Another option involves considering having self-driving cars that are on our roadways in special lanes or otherwise set apart from the rest of conventional traffic.
Thus, no need to wait for a world where all conventional cars are gone.
This could be done, though the economic cost and infrastructure efforts would be relatively significant, raising questions about whether doing so would be worthwhile.
Riding In Self-Driving Sports Cars
Earlier, the question had been posed about whether people would be interested in riding inside a sports car and yet not be driving the sports car, instead allowing the AI to self-drive the top-end vehicle.
There would be situations that a sports car driver might prefer to have the self-driving be undertaken, such as the example of parking the car.
Perhaps an astute driver that realized they were too tired or maybe too tipsy would sensibly engage the self-driving mode.
Maybe the sports car driver would want to observe how the AI drove the car, learning some nifty tricks and techniques for when they as a human opt to drive the high-performance vehicle.
And so on.
You can certainly anticipate that people that aren’t comfortable driving a sports car at all would undoubtedly relish being able to go for a ride in a sports car that was self-driving, especially if the driverless mode was as good as or maybe even better than a human driver.
Imagine the excitement of feeling what the sports car can do, such as the Taycan that reportedly can go from 0 to 60 in about 2.6 to 3 seconds, all being driven by the AI system (if ever so outfitted).
Of course, one question arises concerning where could you experience the full depth of the sports car performance?
You aren’t going to get much of a thrill presumably on freeways that limit your speed to 70 miles per hour.
Sure, you can have the driverless feature take those corners with the tires peeling and can possibly get the AI to do some modest sporty driving, but other than if you go for a ride on a closed track, you probably won’t get the full sport performance experience.
In theory, the AI system would be purposely crafted to allow only legal driving, meaning that there’s not going to be any high-speed excursions that take the car to its top speeds and go beyond the traffic laws of your locale.

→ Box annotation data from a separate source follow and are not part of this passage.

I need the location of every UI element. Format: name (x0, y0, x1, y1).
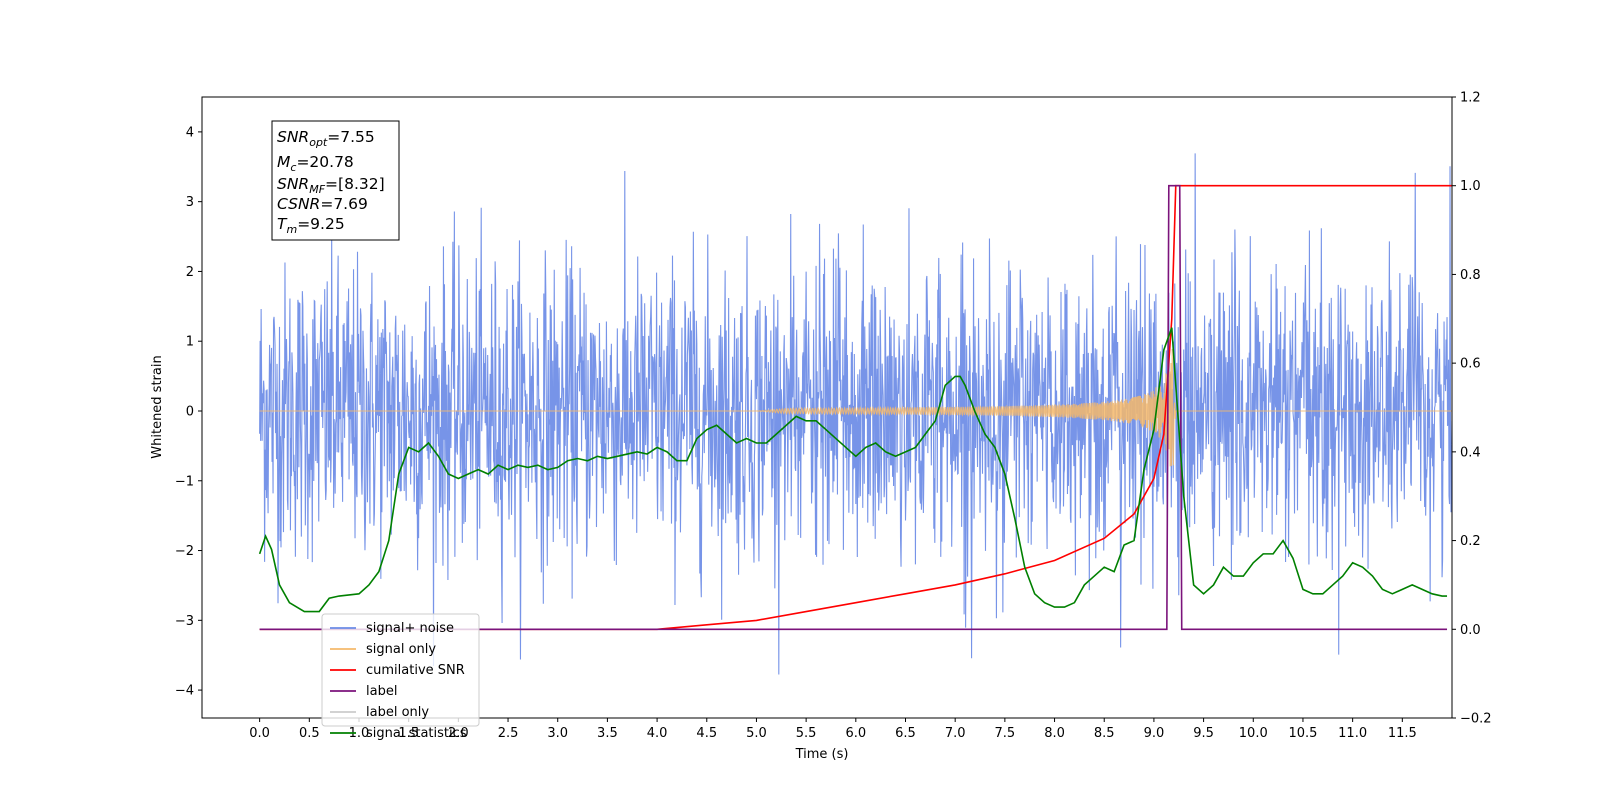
x-tick-label: 0.0 (249, 726, 270, 741)
info-mc: Mc=20.78 (277, 153, 354, 174)
plot-frame (201, 96, 1453, 719)
x-tick-label: 2.5 (498, 726, 519, 741)
legend-label: signal only (366, 642, 436, 657)
x-tick-label: 4.5 (696, 726, 717, 741)
x-tick-label: 1.5 (398, 726, 419, 741)
x-tick-label: 3.5 (597, 726, 618, 741)
x-tick-label: 7.0 (945, 726, 966, 741)
x-tick-label: 10.5 (1288, 726, 1317, 741)
y-tick-label: −1 (175, 474, 194, 489)
x-tick-label: 5.0 (746, 726, 767, 741)
x-tick-label: 0.5 (299, 726, 320, 741)
info-snr-opt: SNRopt=7.55 (277, 128, 375, 149)
x-tick-label: 9.0 (1144, 726, 1165, 741)
y2-tick-label: 0.6 (1460, 357, 1481, 372)
legend-label: label only (366, 705, 429, 720)
x-tick-label: 9.5 (1193, 726, 1214, 741)
x-axis: 0.0 0.5 1.0 1.5 2.0 2.5 3.0 3.5 4.0 4.5 5.0 5.5 6.0 6… (249, 718, 1417, 741)
series-signal-only (259, 349, 1452, 467)
y2-tick-label: 0.0 (1460, 623, 1481, 638)
x-tick-label: 6.5 (895, 726, 916, 741)
x-tick-label: 3.0 (547, 726, 568, 741)
series-label (259, 184, 1448, 631)
legend-label: signal statistics (366, 726, 467, 741)
y-tick-label: 4 (186, 125, 194, 140)
y2-tick-label: 0.4 (1460, 445, 1481, 460)
y2-tick-label: 1.0 (1460, 179, 1481, 194)
y-tick-label: 3 (186, 195, 194, 210)
x-tick-label: 6.0 (845, 726, 866, 741)
y-tick-label: 1 (186, 335, 194, 350)
series-signal-statistics (258, 327, 1448, 613)
x-tick-label: 1.0 (349, 726, 370, 741)
x-tick-label: 8.0 (1044, 726, 1065, 741)
x-tick-label: 2.0 (448, 726, 469, 741)
x-axis-label: Time (s) (795, 747, 849, 762)
legend-label: signal+ noise (366, 621, 454, 636)
info-csnr: CSNR=7.69 (277, 195, 368, 213)
legend-label: cumilative SNR (366, 663, 465, 678)
y2-tick-label: 0.2 (1460, 534, 1481, 549)
x-tick-label: 11.5 (1388, 726, 1417, 741)
y2-tick-label: 0.8 (1460, 268, 1481, 283)
series-signal-noise (259, 153, 1452, 675)
x-tick-label: 8.5 (1094, 726, 1115, 741)
legend: signal+ noise signal only cumilative SNR la… (321, 613, 480, 741)
info-tm: Tm=9.25 (277, 215, 345, 236)
x-tick-label: 5.5 (796, 726, 817, 741)
y-tick-label: 0 (186, 404, 194, 419)
x-tick-label: 10.0 (1239, 726, 1268, 741)
y-axis-label: Whitened strain (150, 355, 165, 458)
y-tick-label: −2 (175, 544, 194, 559)
series-cumulative-snr (259, 184, 1452, 631)
y-tick-label: −4 (175, 684, 194, 699)
y-axis-right: 1.2 1.0 0.8 0.6 0.4 0.2 0.0 −0.2 (1452, 91, 1492, 727)
legend-label: label (366, 684, 397, 699)
y2-tick-label: −0.2 (1460, 712, 1492, 727)
y-tick-label: −3 (175, 614, 194, 629)
x-tick-label: 11.0 (1338, 726, 1367, 741)
x-tick-label: 4.0 (647, 726, 668, 741)
x-tick-label: 7.5 (995, 726, 1016, 741)
y-tick-label: 2 (186, 265, 194, 280)
info-box: SNRopt=7.55 Mc=20.78 SNRMF=[8.32] CSNR=7… (271, 120, 400, 241)
y2-tick-label: 1.2 (1460, 91, 1481, 106)
info-snr-mf: SNRMF=[8.32] (277, 175, 385, 196)
y-axis-left: 4 3 2 1 0 −1 −2 −3 −4 (175, 125, 202, 699)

One final thought involves sports car ownership.
There are some that seem to try and intertwine the self-driving car aspects of a sports car with the ownership aspects of a sports car.
In other words, the argument goes that if sports cars are self-driving, those driverless cars won’t be owned by individuals, and instead will be owned by corporations that have those self-driving cars in fleets.
I don’t ascribe to that theory.
My somewhat contrarian view is that we are going to have individual ownership of self-driving cars, including sports cars.
I argue that the money to be made by ridesharing your self-driving car will create a large cottage industry of people aiming to make some bucks from their driverless cars. While you are at work or asleep, your self-driving car will be roaming the streets and making money for you.
Therefore, I vehemently disagree with the assertion that if sports cars do get outfitted with self-driving tech that it means the death knell for sports car ownership by individuals.
It would perhaps surprisingly promote individual ownership, potentially making the high-end expensive sports cars financially available to those that heretofore could not afford one.
That does raise a whole another topic, namely whether sports cars will lose their prestige and panache if it turns out they can be driven by AI and undermines the belief by some that driving a sports car is a uniquely human attribute.
I’m sure that there are those in the high-end sports enclave that would be dismayed to think that just any everyday commoner might soon be able to go for a ride in a fancy sports car, and if so, wonder how such a change might impact our societal perception of sports cars.
For the moment, those of you that love your sports cars, make hay while you can, though please do so safely.